Cela dit, j'aimerais engager avec vous un débat politique. Vous êtes dans votre rôle en relevant que le PLF et le PLFSS ne conduisent pas au redressement des comptes publics, avec un déficit autour de 3 % en 2027, mais vous avez aussi évoqué la nécessité de dégager des moyens pour la transition écologique, la santé, l'éducation. J'ai tendance à penser que plus on retarde les investissements nécessaires dans ces domaines, plus les différentes crises et situations d'urgence coûteront cher à l'État et à la collectivité. Pourtant, le Gouvernement assume et revendique le maintien d'une politique d'offre et de compétitivité. Hors inflation, la croissance des dépenses publiques proposée par le Gouvernement sera de 0,7 %, soit un niveau bien inférieur à la croissance tendancielle des dépenses, qui est de 1,35 % d'après Bercy même, et surtout inférieur à ce qui se faisait depuis une dizaine d'années – cette augmentation était en moyenne de 2 % sous François Hollande, et de 1 %, hors crise sanitaire, sous le premier mandat d'Emmanuel Macron. Et malgré cette baisse, eu égard à la situation économique, on sera loin du compte.
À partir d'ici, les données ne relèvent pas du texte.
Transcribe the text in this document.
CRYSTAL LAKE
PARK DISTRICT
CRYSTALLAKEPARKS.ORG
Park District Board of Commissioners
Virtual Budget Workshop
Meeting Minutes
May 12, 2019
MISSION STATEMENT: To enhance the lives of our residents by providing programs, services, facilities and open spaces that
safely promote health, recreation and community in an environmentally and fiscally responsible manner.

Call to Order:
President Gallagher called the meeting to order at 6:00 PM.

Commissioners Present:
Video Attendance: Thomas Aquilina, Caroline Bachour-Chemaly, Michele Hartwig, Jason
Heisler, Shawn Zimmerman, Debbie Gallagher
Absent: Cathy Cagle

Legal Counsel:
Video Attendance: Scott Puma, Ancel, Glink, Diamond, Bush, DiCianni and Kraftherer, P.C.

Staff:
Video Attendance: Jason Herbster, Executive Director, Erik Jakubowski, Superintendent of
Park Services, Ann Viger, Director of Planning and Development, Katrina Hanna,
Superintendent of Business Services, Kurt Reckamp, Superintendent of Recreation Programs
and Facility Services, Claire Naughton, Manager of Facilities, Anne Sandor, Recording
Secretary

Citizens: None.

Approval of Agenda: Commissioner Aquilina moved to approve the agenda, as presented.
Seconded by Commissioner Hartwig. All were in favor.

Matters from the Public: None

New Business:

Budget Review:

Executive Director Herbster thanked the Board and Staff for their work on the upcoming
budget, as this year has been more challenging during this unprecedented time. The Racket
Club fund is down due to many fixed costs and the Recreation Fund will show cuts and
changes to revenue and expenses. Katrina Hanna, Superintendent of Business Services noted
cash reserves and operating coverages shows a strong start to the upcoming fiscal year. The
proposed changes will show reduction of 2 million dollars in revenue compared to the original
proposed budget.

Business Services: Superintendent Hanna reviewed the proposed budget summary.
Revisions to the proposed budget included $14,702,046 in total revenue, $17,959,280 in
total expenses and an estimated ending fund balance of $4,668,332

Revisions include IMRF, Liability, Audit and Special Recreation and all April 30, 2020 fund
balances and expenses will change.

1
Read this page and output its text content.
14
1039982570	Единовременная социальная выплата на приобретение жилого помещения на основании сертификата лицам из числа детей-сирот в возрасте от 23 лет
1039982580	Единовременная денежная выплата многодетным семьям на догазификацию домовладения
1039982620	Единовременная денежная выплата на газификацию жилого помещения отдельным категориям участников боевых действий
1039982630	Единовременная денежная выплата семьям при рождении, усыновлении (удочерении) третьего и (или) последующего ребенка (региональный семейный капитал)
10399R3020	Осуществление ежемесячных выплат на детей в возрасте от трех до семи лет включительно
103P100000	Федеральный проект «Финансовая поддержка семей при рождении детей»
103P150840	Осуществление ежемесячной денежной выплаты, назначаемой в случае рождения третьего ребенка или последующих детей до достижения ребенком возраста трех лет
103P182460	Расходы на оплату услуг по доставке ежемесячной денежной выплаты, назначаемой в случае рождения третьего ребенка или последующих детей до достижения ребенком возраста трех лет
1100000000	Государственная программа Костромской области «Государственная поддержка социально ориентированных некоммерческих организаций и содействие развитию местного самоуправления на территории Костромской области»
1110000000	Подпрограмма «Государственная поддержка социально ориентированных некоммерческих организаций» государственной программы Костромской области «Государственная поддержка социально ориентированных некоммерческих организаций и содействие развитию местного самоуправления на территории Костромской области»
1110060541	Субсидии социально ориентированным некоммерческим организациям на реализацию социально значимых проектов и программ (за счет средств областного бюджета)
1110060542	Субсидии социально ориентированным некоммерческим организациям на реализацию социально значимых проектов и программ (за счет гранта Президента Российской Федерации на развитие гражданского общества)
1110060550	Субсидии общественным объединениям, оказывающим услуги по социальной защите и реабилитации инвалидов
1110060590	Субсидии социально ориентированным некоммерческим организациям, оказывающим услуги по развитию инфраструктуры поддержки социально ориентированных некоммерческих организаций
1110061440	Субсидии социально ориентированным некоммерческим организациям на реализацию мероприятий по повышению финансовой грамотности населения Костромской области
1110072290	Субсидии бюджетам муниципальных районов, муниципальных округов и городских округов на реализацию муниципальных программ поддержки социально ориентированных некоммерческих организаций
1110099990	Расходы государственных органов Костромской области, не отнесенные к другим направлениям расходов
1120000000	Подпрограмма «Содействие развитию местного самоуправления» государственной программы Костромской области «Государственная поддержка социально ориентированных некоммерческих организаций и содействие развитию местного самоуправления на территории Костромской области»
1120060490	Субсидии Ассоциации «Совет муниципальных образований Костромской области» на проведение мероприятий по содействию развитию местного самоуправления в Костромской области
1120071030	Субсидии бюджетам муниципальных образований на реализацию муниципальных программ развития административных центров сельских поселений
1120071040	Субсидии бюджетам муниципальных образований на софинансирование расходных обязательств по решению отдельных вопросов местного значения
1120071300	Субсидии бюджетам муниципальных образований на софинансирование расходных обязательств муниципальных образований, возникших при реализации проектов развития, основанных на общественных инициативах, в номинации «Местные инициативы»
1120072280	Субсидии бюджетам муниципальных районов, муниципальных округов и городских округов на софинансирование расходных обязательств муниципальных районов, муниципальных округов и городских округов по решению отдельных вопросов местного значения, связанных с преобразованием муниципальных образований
Dès lors, ne doit-on pas changer de paradigme ? La Banque de France et d'autres organismes évoquent un risque de récession aux niveaux national et international. Je rappelle que s'il n'y a pas eu de récession en France entre 2008 et 2012, ce n'est pas grâce au marché privé, qui était en décroissance, mais aux dépenses publiques, lesquelles sont aussi des recettes. Ne doit-on pas considérer les dépenses publiques, qui sont un investissement, qui font fonctionner la machine économique, qui rapportent des cotisations, comme un apport à l'économie qui est de nature à contrarier la récession ?

Dans une interview donnée au Point, vous dites fort justement que nous ne pouvons pas compter sur une croissance forte pour rétablir les finances publiques. Je suis d'accord avec vous. On peut d'ailleurs se demander si la croissance pour la croissance est nécessaire. Quoi qu'il en soit, il y a des gens qui voient croître leur richesse : chaque année, les dividendes et les profits explosent. Cela ne pose-t-il pas la question du partage des richesses en faveur des revenus du travail, qui produisent des cotisations – vous avez vous-même remarqué que le déficit de la sécurité sociale a été moins important que prévu grâce à l'augmentation de la masse salariale – et qui génèrent des ressources pour l'État ?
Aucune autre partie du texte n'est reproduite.